24. Apa harapan bpk/ibu kepada klien saat ini?
23
Lampiran III
LEMBAR PERSETUJUAN PARTISIPASI
DALAM PENELITIAN
(Informed Consent)
Judul Penelitian:
“Dukungan Keluarga Terhadap Pengobatan TB Paru pada Anak di Balai
Kesahatan Masyarakat Ambarawa”
Undangan:
Peneliti ingin meminta kesediaan Bapak/Ibu untuk berpartisipasi dalam penelitian ini
sebagai partisipan penelitian. Silahkan membaca lembar persetujuan ini. Jika ada
pertanyaan, jangan sungkan atau ragu untuk menanyakannya.
Tujuan Penelitian:
Tujuan dari penelitian ini adalah mendeskripsikan tentang dukungan keluarga yang
diberikan terhadap pengobatan TB paru pada anak di Balai Kesehatan Masyarakat
Ambarawa.
Keterlibatan Partisipan:
Selama penelitian ini, peneliti membutuhkan kesedian Bapak/Ibu untuk meluangkan
waktu. Peneliti akan menemui anda dengan maksud:
1. Meminta anda membaca dan menandatangani lembar persetujuan
partisipasi dalam penelitian.
2. Melakukan wawancara.
3. Meminta anda untuk membaca hasil transkrip (hasil ketikan) wawancara dan
memberikan pengesahan atau persetujuan.
4. Melakukan observasi (pengamatan) saat anda melakukan aktivitas.

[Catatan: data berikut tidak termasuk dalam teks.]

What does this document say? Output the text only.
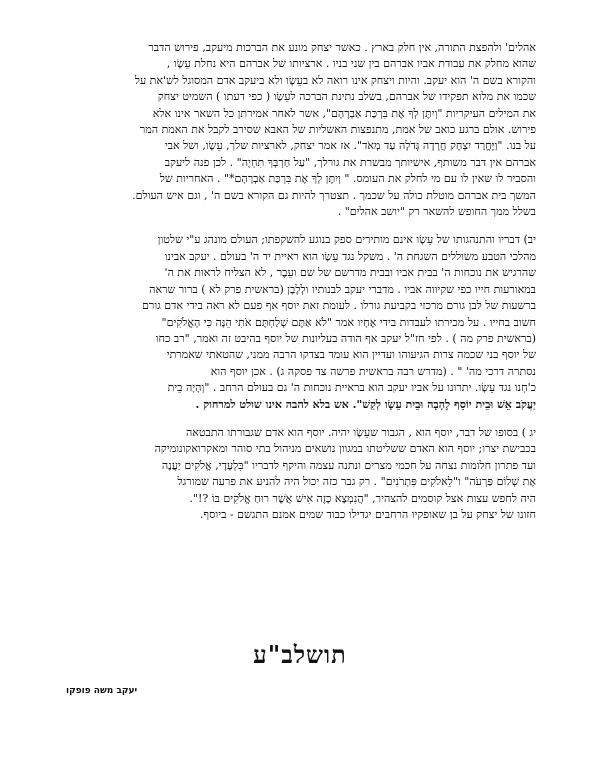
אהלים' ולהפצת התורה, אין חלק בארץ . כאשר יצחק מונע את הברכות מיעקב, פירוש הדבר
שהוא מחלק את עבודת אביו אברהם בין שני בניו . ארציותו של אברהם היא נחלת עֵשָׂו ,
והקורא בשם ה' הוא יעקב. והיות ויצחק אינו רואה לא בעֵשָׂו ולא ביעקב אדם המסוגל לש'את על
שכמו את מלוא תפקידו של אברהם, בשלב נתינת הברכה לעֵשָׂו ( כפי דעתו ) השמיט יצחק
את המילים העיקריות "וְיִתֶּן לְךָ אֶת בִּרְכַּת אַבְרָהָם", אשר לאחר אמירתן כל השאר אינו אלא
פירוש. אולם ברגע כואב של אמת, מתנפצות האשליות של האבא שסירב לקבל את האמת המר
על בנו. "וַיֶּחֱרַד יִצְחָק חֲרָדָה גְּדֹלָה עַד מְאֹד". אז אמר יצחק, לארציות שלך, עֵשָׂו, ושל אבי
אברהם אין דבר משותף, אישיותך מבשרת את גורלך, "עַל חַרְבְּךָ תִחְיֶה" . לכן פנה ליעקב
והסביר לו שאין לו עם מי לחלק את העומס. " וְיִתֶּן לְךָ אֶת בִּרְכַּת אַבְרָהָם*" . האחריות של
המשך בית אברהם מוטלת כולה על שכמך . תצטרך להיות גם הקורא בשם ה' , וגם איש העולם.
בשלל ממך החופש להשאר רק "יושב אהלים" .

יב) דבריו והתנהגותו של עֵשָׂו אינם מותירים ספק בנוגע להשקפתו; העולם מונהג ע"י שלטון
מהלכי הטבע משוללים השגחת ה' . משקל נגד עֵשָׂו הוא ראיית יד ה' בעולם . יעקב אבינו
שהרגיש את נוכחות ה' בבית אביו ובבית מדרשם של שם ועֵבֶר , לא הצליח לראות את ה'
במאורעות חייו כפי שקיווה אביו . מדברי יעקב לבנותיו ולְלָבָן (בראשית פרק לא ) ברור שראה
ברשעות של לבן גורם מרכזי בקביעת גורלו . לעומת זאת יוסף אף פעם לא ראה בידי אדם גורם
חשוב בחייו . על מכירתו לעבדות בידי אֶחָיו אמר "לֹא אַתֶּם שְׁלַחְתֶּם אֹתִי הֵנָּה כִּי הָאֱלֹקִים"
(בראשית פרק מה ) . לפי חז"ל יעקב אף הודה בעליונות של יוסף בהיבט זה ואמר, "רב כחו
של יוסף בני שכמה צרות הגיעוהו ועדיין הוא עומד בצדקו הרבה ממני, שהטאתי שאמרתי
נסתרה דרכי מה' " . (מדרש רבה בראשית פרשה צד פסקה ג) . אכן יוסף הוא
כ'חְנו נגד עֵשָׂו. יתרונו על אביו יעקב הוא בראיית נוכחות ה' גם בעולם הרחב . "וְהָיָה בֵית
יַעֲקֹב אֵשׁ וּבֵית יוֹסֵף לֶהָבָה וּבֵית עֵשָׂו לְקַשׁ". אש בלא להבה אינו שולט למרחוק .

יג ) בסופו של דבר, יוסף הוא , הגבור שעֵשָׂו יהיה. יוסף הוא אדם שגבורתו התבטאה
בכבישת יצרו; יוסף הוא האדם ששליטתו במגוון נושאים מניהול בתי סוהר ומאקרואקונומיקה
ועד פתרון חלומות נצחה על חכמי מצרים ונתנה עצמה והיקף לדבריו "בִּלְעָדָי, אֱלֹקִים יַעֲנֶה
אֶת שְׁלוֹם פַּרְעֹה" ו"לֵאלֹקִים פִּתְרֹנִים" . רק גבר כזה יכול היה להניע את פרעה שמורגל
היה לחפש עצות אצל קוסמים להצהיר, "הֲנִמְצָא כָזֶה אִישׁ אֲשֶׁר רוּחַ אֱלֹקִים בּוֹ ?!".
חזונו של יצחק על בן שאופקיו הרחבים יגדילו כבוד שמים אמנם התגשם - ביוסף.

תושלב"ע
יעקב משה פופקו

5. Melakukan wawancara dan observasi lanjutan untuk melengkapi informasi.
Penjelasan Prosedur:
Peneliti akan mewawancarai, mengobservasi dan merekam wawancara. Rekaman ini
akan peneliti jaga kerahasiaannya. Dalam wawancara, peneliti akan mengajukan
pertanyaan tentang dukungan keluarga yang diberikan terhadap pengobatan TB paru
pada anak. Untuk menjaga kebenaran dalam penelitian ini, anda bisa melihat hasil
24
ketikan wawancara untuk mengetahui apakah transkrip itu sesuai dengan yang telah
anda katakan atau tidak. Anda bisa memberikan koreksi atau perbaikan jika data
yang disajikan tidak sesuai dengan yang telah anda sampaikan atau lakukan. Semua
informasi yang ada anda berikan benar-benar dijaga kerahasiaannya.
Jaminan Kerahasiaan:
Kerahasiaan anda akan peneliti jaga. Peneliti tidak akan menyebutkan nama anda.

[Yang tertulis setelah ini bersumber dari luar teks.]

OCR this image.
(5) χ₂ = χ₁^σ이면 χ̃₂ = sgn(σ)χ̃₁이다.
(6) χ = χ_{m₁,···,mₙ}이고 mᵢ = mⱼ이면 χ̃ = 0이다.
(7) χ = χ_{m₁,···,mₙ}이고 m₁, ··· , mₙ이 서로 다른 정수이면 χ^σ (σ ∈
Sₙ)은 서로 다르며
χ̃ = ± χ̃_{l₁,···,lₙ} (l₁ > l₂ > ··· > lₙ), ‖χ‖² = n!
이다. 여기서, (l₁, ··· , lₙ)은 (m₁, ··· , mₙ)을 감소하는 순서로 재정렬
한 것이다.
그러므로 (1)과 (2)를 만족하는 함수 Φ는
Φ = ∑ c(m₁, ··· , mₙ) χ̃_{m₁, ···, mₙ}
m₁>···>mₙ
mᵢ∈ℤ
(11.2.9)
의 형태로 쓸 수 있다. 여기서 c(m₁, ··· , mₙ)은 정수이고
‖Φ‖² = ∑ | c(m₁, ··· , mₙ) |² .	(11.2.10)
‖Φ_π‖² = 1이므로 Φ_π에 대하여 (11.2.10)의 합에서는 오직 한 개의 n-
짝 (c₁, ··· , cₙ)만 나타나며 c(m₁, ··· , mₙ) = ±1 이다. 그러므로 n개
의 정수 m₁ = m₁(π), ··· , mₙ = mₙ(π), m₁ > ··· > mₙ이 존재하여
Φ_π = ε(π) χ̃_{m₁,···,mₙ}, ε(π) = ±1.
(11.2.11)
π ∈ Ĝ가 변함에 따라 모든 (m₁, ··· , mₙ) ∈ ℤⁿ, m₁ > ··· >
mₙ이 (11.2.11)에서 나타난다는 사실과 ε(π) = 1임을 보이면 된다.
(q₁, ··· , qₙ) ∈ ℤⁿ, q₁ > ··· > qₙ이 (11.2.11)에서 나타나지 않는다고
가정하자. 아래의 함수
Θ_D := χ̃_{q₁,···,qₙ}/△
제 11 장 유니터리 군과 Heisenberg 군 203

Peneliti hanya akan memberikan nama samaran atau inisial. Semua informasi yang
anda berikan akan dijaga kerahasiaannya sehingga identitas anda tetap terlindungi.
Wawancara akan direkam dan kemudian diketik. Semua informasi menjadi rahasia
peneliti. Hasil penelitian ini akan dipublikasikan sebagai skripsi.
Hak untuk Berpartisipasi dan Mengundurkan Diri:
Anda dengan sepenuhnya bersedia berpartisipasi dalam penelitian ini. Tetapi
sewaktu-waktu anda bisa menarik diri untuk tidak terlibat dalam penelitian ini. Jika
ada pertanyaan, anda tidak perlu sungkan atau ragu untuk bertanya. Salinan dari
surat persetujuan ini akan menjadi milik anda untuk disimpan.
Partisipan memahami semua informasi di atas dan dengan ini menyatakan kesediaan
untuk berpartisipasi dalam penelitian ini.
Tanda tangan partisipan Tanggal
Inisial: partisipan menyetujui perekaman wawancara
Peneliti telah menjelaskan penelitian ini kepada partisipan diatas sebelum meminta
persetujuannya untuk terlibat dalam penelitian ini.